I truly am in the best time in my life, but I’ve found myself more irritable and frustrated lately than usual.  Some days I haven’t wanted to look deeper than the outer layers, so I’ve blamed my grumpiness on being tired.  A lot.  And I am tired, but God is peeling away whether I like it or not and showing me that this layer of discontent is one of the things that is making me so tired.

As I’ve taken the time to look at this layer, most of the things I am discontented with are small things.  A few are bigger things with which I am frustrated because there seems to be no progress.  And of course, last but not least, I am discontented with myself.  Again, nothing major, but a clinging dissatisfaction with my own personal progress.

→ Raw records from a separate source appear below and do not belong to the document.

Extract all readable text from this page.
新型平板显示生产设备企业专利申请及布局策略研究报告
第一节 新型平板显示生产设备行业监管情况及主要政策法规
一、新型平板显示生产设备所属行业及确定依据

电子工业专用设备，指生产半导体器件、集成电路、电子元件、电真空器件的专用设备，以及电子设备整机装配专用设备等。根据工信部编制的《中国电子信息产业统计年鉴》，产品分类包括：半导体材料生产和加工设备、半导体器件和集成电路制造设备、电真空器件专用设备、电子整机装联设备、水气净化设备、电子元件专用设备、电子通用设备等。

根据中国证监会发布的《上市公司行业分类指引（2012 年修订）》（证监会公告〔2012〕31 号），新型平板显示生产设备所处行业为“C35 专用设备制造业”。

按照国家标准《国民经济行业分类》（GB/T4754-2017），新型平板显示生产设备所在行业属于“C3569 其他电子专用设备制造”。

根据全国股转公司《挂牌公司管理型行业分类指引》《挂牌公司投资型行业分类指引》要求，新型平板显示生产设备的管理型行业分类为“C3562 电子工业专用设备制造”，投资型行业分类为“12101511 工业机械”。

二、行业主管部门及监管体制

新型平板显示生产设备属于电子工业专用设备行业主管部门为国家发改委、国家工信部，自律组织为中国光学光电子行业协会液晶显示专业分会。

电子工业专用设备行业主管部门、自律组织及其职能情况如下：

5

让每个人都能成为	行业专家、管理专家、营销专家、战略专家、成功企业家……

As I turned to scripture to see what it had to say about contentment, a familiar statement by Paul first came to mind.  But then I came across another that I’d never given much attention:

Godliness accompanied with contentment is great and abundant gain.  1 Timothy 6:6

We can be saved and redeemed and forgiven and still be discontent.  However, this godliness that we’ve been given needs to be connected to contentment, for our good and everyone else’s.  It’s not easy to live with a discontented person…

Now the more familiar words:

…I have learned to be content whatever the circumstances…I have learned the secret of being content in any and every situation…  Philippians 4:11-12

There is a secret to being content in any and every situation and it must be LEARNED.  This is the secret:

I can do all this through Him who gives me strength.  Philippians 4:13

and …Apart from Me – cut off from vital union with Me – you can do nothing.  John 15:5b

The Greek word for content is autarkes.  It means “sufficient in oneself, adequate, needing no assistance”

If I will learn that I am in vital union with Him – I cannot be separated from Him – and I draw my strength from this knowledge daily, sometimes breath by breath, I will be content.  He is enough that I need no other assistance.  He is in me and I am in Him and this fact alone makes me sufficient for whatever lies before me.

There have been a few tears in this peeling of the onion that is revealing my areas of discontent, and there will likely be a few more before it is all said and done.  But I will continue my education.  I will learn to be content.